Efficient Healthcare Collections – Back Office to Front Office

...Uncollected receivables related to CDHP are forecasted to reach $38B in 2008 growing to $82B in 2012
...$0.38 of every physician dollar is related to bad debt
...Approximately 12% of healthcare spend is the patient’s responsibility and growing*

What is the impact of these trends to the provider?

Increased patient co-pays, coinsurance and deductibles both for traditional insurance plans and consumer driven health plans resulting in increased provider administrative cost to collect based on current payment collection processes.

The increasing shift of financial responsibility from employer and health plan to patients requires providers to manage their accounts receivable more efficiently. Providers can no longer rely solely on current back end billing processes and on private insurance or government programs for the bulk of the health service payments. Providers need to implement ways to identify patient responsibility prior to, or at the point of, service and begin to stave off the increasing administrative cost related to collecting patient payments.

The patient landscape is also fast evolving to where the member is not just a patient but is a retail consumer. As with any retail environment, consumers are beginning to shop around for services. In order to maintain a competitive edge and ensure streamlined administrative costs, providers need to provide an efficient solution for cost and quality transparency of their services.

Providers are starting to implement ways to identify patient responsibility prior to the patient leaving the office and are beginning to ensure the patient has a true understanding of their financial obligations at the time of service. Several industry solutions offer providers the ability to estimate patient cost of service delivered – either before or at the point of service, based on a combination of provider historical paid claims data, provider contract rates with payers, patient benefit information or fee schedules. Adopting these solutions gives the provider the ability to understand patient responsibility and set the expectation with the patient for payment. The impetus for the payment assurance solutions in the industry is to enable and empower the provider with patient responsibility data, as well as to enable the provider to understand the patient’s ability to pay and to complete the cycle by enabling the patient collection. All of this can be accomplished with decreased administrative burden to collect payment.
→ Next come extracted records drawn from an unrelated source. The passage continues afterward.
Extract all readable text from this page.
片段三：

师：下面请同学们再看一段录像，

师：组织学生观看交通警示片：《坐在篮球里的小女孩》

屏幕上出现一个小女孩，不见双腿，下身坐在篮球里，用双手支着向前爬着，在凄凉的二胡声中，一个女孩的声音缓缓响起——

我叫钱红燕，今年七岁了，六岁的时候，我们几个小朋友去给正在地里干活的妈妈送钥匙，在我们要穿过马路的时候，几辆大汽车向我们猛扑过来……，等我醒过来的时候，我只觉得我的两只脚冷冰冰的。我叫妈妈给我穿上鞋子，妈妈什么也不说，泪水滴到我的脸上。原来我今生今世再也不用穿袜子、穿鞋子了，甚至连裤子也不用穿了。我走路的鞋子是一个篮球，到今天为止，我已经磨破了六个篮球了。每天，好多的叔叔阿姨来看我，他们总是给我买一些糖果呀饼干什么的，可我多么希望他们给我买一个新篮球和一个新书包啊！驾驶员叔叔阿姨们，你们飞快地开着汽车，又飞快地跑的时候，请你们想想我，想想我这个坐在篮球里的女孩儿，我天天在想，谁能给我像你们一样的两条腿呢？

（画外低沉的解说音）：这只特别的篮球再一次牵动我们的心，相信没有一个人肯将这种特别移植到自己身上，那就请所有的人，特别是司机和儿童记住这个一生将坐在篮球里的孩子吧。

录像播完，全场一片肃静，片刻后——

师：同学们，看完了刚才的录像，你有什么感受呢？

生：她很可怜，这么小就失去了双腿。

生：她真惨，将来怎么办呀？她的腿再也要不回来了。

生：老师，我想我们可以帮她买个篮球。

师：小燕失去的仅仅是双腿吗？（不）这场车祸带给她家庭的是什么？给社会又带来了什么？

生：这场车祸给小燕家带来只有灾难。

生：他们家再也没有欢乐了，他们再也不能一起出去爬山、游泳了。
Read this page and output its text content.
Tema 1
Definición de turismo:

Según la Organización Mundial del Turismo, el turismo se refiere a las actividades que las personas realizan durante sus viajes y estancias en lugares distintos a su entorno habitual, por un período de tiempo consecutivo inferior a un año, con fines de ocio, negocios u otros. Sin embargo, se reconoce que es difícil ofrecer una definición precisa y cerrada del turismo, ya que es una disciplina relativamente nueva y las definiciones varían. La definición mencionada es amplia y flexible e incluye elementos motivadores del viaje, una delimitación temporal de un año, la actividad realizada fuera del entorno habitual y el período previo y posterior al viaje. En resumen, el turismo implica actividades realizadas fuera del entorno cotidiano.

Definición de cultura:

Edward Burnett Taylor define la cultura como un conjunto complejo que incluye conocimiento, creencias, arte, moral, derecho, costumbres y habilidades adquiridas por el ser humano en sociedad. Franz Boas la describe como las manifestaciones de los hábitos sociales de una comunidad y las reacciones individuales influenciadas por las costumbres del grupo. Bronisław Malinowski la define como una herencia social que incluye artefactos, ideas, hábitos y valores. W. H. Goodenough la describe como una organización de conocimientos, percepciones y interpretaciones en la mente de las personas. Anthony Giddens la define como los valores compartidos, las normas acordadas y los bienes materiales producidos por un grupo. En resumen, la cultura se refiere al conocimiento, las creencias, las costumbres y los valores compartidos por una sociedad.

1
Research has shown that if a patient expects and understands their responsibility, they are more likely to make plans to pay for the service; and a provider’s chances of getting the patient payment is highest when they present it to the patient at point of service so a payment plan can be setup prior to a patient leaving the office.

Patient responsibility and financial liability solutions will not only increase upfront collections, but it can also directly impact the ability to collect efficiently post-discharge, including how to direct outsourced collections efforts. In addition, it can also streamline efforts to qualify patients for charity care and government programs and ensure that charity practices are implemented consistently. For everyone's benefit, patients who qualify for charity discount programs can be enrolled in them right away, on the front end, saving both parties time and money.

Point of Service collection encounters can be successful even if you don’t get a dollar, as long as the patient walks away from the office understanding why he or she owes the $200 and thinking about how to pay it. At this particular juncture in the consumerism movement, educating the customers of their financial responsibility is just as important.

Provider offices must be prepared not just to deliver accurate and timely information about a consumer/patient’s benefits on the spot, but also to explain that information in terms that make sense to the consumer, to listen to the consumer’s response and react appropriately, and then to bring the conversation to a close in that satisfies both parties.

Patients are beginning to carry the majority of uncompensated care, yet most provider offices lack the necessary tools and technology to optimize patient collections, or to ensure that charity care and public assistance patients don’t fall through the cracks. With the increasing number of patient out of pocket payments, providers will need to adopt solutions to better understand patient responsibility and begin to have the conversations with patients about their out of pocket costs and payment plans in order to maintain a viable revenue cycle.